If you push on to the 1,700m terminus, this is where most will leave their cars, either to paraglide from the second launch point, enjoy a bite to eat in the 1700 Restaurant, Bar and Grill, or just to take in the views and watch the imported Japanese koi carp in the picturesque lily pond beneath the transparent walkway.
There is also an open chairlift from here connecting the main terminus with a café, helipad and the highest paragliding launch point 200m further up the mountain. However, that too is not yet running.
But, while the Sky Walk itself deserves centre stage as Fethiye’s newest tourist attraction, there are other aspects of the experience which one can only hope survive the test of time.
Car parking at the base station is reasonably priced and supplemented by a minibus shuttle service. All the facilities are immaculately clean; the process of purchasing a ticket is also simple and efficient, the stations are accessible to all regardless of age, size or ability and the staff are attentive and polite.

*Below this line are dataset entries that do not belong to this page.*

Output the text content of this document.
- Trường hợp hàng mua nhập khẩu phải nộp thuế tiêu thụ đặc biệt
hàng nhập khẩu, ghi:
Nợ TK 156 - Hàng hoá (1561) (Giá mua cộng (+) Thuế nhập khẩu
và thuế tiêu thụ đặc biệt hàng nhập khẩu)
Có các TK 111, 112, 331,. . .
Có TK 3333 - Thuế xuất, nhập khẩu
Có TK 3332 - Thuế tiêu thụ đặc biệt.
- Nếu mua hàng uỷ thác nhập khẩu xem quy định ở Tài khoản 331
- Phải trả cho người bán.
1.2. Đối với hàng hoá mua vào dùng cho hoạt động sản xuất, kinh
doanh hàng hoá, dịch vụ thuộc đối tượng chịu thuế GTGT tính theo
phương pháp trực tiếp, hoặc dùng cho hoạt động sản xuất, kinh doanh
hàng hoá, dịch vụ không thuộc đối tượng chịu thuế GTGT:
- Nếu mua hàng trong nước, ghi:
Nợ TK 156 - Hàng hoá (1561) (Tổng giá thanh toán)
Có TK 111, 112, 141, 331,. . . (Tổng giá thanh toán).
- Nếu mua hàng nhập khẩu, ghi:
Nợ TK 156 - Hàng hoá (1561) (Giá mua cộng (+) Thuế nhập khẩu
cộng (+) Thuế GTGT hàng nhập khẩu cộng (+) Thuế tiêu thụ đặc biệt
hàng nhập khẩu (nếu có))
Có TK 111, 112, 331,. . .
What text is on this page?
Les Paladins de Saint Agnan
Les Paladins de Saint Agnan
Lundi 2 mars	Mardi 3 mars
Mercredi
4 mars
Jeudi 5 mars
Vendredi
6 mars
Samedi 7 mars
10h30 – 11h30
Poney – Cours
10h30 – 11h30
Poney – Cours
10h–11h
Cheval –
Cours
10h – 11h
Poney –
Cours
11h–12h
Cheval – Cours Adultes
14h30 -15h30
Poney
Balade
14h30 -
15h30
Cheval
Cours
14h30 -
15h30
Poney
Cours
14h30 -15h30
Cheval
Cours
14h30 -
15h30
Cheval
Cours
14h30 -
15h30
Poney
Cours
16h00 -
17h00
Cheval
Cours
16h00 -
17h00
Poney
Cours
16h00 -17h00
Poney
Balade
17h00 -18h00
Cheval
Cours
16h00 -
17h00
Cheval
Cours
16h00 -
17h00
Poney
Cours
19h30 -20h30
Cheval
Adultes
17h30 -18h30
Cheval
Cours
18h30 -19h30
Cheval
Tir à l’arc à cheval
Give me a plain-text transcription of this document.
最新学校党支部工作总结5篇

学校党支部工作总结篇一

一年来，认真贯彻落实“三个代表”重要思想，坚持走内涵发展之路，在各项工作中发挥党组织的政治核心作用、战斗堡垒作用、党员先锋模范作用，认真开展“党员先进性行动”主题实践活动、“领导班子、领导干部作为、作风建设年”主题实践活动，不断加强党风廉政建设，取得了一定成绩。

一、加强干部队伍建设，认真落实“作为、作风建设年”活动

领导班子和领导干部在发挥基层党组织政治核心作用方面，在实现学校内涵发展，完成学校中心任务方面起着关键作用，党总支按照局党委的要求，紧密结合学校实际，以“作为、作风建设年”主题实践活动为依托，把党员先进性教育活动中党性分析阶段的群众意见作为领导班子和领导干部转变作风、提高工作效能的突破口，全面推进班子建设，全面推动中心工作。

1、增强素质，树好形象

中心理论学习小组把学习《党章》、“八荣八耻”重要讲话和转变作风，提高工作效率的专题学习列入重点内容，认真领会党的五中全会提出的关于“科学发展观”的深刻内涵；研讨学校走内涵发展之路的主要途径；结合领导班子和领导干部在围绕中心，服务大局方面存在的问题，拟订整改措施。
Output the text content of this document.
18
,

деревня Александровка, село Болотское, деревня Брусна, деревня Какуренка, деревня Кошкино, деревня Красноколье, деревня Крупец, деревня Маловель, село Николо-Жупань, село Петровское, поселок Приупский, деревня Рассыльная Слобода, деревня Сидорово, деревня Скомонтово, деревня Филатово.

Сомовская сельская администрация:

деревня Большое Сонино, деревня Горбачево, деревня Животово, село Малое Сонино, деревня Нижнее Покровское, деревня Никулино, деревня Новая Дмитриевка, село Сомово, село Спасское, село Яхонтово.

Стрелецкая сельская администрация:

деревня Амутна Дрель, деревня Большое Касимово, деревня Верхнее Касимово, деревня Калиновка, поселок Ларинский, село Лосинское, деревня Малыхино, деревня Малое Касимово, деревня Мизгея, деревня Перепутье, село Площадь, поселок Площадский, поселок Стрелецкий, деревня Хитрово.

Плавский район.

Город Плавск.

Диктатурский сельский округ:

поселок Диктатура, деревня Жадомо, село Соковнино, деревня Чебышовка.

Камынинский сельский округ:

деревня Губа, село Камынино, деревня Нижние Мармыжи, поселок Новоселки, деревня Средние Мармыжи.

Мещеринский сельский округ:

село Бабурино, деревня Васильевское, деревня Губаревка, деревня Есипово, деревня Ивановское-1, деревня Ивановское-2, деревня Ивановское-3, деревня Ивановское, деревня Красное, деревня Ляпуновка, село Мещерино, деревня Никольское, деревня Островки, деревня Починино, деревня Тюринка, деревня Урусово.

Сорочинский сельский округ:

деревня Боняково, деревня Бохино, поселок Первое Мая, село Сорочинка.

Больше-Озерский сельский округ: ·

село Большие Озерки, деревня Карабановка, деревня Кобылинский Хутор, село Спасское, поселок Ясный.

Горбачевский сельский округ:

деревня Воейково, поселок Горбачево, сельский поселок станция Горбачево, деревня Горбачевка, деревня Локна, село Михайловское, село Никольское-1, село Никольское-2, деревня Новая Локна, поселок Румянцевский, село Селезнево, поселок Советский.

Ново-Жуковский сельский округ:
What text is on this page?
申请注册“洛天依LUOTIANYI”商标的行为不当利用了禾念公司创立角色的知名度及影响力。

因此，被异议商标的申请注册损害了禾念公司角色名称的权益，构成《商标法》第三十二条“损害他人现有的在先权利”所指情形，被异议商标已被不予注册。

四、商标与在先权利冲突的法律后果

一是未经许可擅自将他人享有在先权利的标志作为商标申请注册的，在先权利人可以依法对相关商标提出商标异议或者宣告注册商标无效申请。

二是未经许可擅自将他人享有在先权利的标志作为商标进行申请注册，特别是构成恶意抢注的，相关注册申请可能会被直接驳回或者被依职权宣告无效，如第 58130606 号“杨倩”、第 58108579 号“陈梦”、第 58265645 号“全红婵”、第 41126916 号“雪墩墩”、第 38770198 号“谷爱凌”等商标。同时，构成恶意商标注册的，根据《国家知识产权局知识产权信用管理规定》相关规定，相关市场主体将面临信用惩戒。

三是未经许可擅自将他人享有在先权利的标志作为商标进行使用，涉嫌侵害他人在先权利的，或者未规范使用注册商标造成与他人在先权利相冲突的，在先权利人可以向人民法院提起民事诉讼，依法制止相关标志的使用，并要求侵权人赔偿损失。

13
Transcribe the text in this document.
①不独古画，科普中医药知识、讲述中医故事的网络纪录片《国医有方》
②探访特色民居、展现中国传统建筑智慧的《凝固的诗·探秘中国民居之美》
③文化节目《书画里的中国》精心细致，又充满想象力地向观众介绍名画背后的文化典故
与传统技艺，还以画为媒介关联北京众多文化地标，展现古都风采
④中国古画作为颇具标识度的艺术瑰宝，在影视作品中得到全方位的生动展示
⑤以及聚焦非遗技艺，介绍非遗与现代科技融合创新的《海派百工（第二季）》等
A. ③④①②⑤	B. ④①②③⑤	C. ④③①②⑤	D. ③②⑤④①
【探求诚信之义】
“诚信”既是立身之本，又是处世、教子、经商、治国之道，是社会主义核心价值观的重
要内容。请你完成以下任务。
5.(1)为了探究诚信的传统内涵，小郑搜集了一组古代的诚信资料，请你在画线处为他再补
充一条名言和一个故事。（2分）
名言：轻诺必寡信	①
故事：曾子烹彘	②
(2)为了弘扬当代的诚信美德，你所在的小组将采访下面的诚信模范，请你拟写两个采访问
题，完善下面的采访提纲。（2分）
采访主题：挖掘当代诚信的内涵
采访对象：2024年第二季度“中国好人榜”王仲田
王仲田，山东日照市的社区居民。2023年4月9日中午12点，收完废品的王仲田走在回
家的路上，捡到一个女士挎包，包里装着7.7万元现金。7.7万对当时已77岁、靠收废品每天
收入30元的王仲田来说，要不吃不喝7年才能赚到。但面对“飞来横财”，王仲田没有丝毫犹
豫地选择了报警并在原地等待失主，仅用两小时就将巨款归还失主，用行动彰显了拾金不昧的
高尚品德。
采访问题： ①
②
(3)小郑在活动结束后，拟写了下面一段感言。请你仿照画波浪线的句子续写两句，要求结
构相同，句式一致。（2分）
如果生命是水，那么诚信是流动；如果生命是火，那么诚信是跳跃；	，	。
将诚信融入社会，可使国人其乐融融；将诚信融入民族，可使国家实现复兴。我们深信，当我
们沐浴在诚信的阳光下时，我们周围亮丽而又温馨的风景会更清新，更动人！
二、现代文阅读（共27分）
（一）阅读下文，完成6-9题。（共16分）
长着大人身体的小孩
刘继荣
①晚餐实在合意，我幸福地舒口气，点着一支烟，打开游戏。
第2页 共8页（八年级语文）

Although not aimed at clientele who prefer bargain prices, the menu at the rejuvenated restaurant at the 1,700m launch point is by no means off the scale and compares well with the fine-dining establishments catering for tourists down in Ölüdeniz, Ovacık or Kayaköy.
But, currently at least, perhaps the most memorable aspect of the Sky Walk is one which is the hardest to maintain – the sense of quiet, under-stated professionalism which makes it so much easier for visitors to relax and enjoy.
Staff who have clearly been meticulously trained are well-rehearsed and know their jobs. All are attentive, pleasant and welcoming but, equally, those behind the painstaking process which has led to this bright new feather in Fethiye’s cap should also be proud of what they have achieved.
Clearly, bars were set high and – although there’s still more to come – it’s pleasing to see the early targets comfortably achieved.